在GPU上对于数据独立问题，每个元素启动1个线程始终是最优的吗？

One element per thread. Each thread is doing 1 element load, the work, and 1 store. The GPU likes to have a lot of exposed parallel-issue-capable instructions per thread available, in order to hide latency. Your example consists of one load and one store per thread, ignoring other instructions like index arithmetic, etc. In your example GPU, you have 4 SMs, and each is capable of a maximum complement of 2048 threads (true for nearly all GPUs today), so the maximum in-flight complement is 8192 threads. So at most, 8192 loads can be issued to the memory pipe, then we're going to hit machine stalls until that data comes back from memory, so that the corresponding store instructions can be issued. In addition, for this case, we have overhead associated with retiring threadblocks and launching new threadblocks, since each block only handles 256 elements.

Multiple elements per thread, not known at compile time. In this case, we have a loop. The compiler does not know the loop extent at compile time, so it may or may not unroll the the loop. If it does not unroll the loop, then we have a load followed by a store per each loop iteration. This doesn't give the compiler a good opportunity to reorder (independent) instructions, so the net effect may be the same as case 1 except that we have some additional overhead associated with processing the loop.

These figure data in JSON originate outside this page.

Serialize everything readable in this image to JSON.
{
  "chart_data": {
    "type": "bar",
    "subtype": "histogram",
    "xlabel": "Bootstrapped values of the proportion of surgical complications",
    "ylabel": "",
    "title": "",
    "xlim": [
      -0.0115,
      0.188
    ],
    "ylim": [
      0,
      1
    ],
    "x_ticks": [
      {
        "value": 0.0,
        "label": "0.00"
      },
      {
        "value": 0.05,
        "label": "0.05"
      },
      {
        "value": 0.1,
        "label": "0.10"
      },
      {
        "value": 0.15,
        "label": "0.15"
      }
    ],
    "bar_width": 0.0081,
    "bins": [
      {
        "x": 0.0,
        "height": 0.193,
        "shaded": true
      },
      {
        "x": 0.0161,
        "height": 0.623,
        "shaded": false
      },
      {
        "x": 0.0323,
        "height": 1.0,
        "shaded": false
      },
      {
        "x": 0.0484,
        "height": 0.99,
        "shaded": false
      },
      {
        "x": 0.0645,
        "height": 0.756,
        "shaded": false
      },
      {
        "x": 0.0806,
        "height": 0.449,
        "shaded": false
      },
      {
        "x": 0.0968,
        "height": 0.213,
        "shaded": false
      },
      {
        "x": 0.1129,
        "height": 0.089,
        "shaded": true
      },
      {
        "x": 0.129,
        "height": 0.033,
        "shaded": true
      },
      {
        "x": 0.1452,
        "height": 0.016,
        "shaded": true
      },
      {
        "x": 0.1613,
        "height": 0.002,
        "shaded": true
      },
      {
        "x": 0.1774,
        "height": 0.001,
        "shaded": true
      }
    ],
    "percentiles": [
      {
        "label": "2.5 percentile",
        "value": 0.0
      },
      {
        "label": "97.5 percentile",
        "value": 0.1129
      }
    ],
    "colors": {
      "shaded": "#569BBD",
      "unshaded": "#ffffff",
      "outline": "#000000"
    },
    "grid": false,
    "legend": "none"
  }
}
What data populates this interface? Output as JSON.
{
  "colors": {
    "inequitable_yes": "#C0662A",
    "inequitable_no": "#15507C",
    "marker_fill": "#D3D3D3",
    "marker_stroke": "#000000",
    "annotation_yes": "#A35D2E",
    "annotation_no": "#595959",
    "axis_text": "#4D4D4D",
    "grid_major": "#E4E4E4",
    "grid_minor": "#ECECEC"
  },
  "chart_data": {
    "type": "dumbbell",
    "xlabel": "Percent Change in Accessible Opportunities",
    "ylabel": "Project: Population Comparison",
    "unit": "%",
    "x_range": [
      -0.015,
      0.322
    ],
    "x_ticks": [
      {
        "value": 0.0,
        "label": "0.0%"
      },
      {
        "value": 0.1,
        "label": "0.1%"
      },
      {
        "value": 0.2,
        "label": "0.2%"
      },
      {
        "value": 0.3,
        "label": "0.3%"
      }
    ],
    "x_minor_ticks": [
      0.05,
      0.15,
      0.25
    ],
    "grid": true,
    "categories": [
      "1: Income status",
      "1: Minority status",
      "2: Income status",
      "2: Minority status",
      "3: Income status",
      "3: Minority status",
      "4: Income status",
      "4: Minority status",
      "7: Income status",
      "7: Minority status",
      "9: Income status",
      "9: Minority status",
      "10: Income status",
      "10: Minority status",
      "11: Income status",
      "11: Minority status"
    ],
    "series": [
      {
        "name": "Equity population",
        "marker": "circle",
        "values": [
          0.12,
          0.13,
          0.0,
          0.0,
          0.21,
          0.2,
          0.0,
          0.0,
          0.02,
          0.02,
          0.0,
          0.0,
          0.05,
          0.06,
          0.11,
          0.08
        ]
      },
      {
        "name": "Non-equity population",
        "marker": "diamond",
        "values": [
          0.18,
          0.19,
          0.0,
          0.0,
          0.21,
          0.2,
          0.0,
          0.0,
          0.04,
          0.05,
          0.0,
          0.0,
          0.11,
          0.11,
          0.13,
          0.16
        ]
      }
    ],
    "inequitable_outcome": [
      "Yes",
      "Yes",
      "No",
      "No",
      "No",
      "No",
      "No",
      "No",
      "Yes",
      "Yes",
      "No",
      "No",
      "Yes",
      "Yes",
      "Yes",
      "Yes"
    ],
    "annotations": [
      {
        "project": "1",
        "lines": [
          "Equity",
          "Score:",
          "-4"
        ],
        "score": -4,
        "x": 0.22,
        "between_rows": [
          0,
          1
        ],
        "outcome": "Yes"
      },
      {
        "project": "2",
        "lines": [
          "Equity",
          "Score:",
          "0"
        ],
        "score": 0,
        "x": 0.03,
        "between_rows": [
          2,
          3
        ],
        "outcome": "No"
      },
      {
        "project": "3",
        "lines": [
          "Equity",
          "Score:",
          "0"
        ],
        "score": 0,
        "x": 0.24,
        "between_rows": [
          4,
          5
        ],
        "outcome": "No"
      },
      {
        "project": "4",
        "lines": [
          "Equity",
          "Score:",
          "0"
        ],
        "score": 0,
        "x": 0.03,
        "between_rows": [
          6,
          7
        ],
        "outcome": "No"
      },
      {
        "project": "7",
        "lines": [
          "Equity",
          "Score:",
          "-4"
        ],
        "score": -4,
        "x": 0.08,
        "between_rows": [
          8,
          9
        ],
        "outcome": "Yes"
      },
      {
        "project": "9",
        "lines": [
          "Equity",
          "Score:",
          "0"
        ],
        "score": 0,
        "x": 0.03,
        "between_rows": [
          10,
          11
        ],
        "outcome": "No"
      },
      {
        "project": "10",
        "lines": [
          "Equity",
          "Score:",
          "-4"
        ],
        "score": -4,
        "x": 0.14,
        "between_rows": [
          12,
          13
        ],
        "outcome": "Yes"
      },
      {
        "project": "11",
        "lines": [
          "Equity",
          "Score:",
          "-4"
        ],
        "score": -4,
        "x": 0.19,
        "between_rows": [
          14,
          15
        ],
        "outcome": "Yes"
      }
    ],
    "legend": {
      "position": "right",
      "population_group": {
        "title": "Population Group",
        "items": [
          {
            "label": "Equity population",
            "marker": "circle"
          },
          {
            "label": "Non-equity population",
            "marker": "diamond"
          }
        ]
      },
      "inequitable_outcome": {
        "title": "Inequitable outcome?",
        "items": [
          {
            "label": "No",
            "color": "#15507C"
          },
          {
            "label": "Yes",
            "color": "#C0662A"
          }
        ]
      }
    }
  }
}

Multiple elements per thread, known at compile time. You haven't really provided this example, but it is often the best scenario. In the parallelforall blog matrix transpose example, the writer of that essentially copy kernel chose to have each thread perform 8 elements of copy "work". The compiler then sees a loop:

  LOOP:  LD R0, in[idx];
         ST out[idx], R0;
         ...
         BRA  LOOP;

which it can unroll (let's say) 8 times:

     LD R0, in[idx];
     ST out[idx], R0;
     LD R0, in[idx+1];
     ST out[idx+1], R0;
     LD R0, in[idx+2];
     ST out[idx+2], R0;
     LD R0, in[idx+3];
     ST out[idx+3], R0;
     LD R0, in[idx+4];
     ST out[idx+4], R0;
     LD R0, in[idx+5];
     ST out[idx+5], R0;
     LD R0, in[idx+6];
     ST out[idx+6], R0;
     LD R0, in[idx+7];
     ST out[idx+7], R0;

and after that it can reorder the instructions, since the operations are independent:

     LD R0, in[idx];
     LD R1, in[idx+1];
     LD R2, in[idx+2];
     LD R3, in[idx+3];
     LD R4, in[idx+4];
     LD R5, in[idx+5];
     LD R6, in[idx+6];
     LD R7, in[idx+7];
     ST out[idx], R0;
     ST out[idx+1], R1;
     ST out[idx+2], R2;
     ST out[idx+3], R3;
     ST out[idx+4], R4;
     ST out[idx+5], R5;
     ST out[idx+6], R6;
     ST out[idx+7], R7;

at the expense of some increased register pressure. The benefit here, as compared to the non-unrolled loop case, is that the first 8 LD instructions can all be issued - they are all independent. After issuing those, the thread will stall at the first ST instruction - until the corresponding data is actually returned from global memory. In the non-unrolled case, the machine can issue the first LD instruction, but immediately hits a dependent ST instruction, and so it may stall right there. The net of this is that in the first 2 scenarios, I was only able to have 8192 LD operations in flight to the memory subsystem, but in the 3rd case I was able to have 65536 LD instructions in flight. Does this provide a benefit? In some cases, it does. The benefit will vary depending on which GPU you are running on.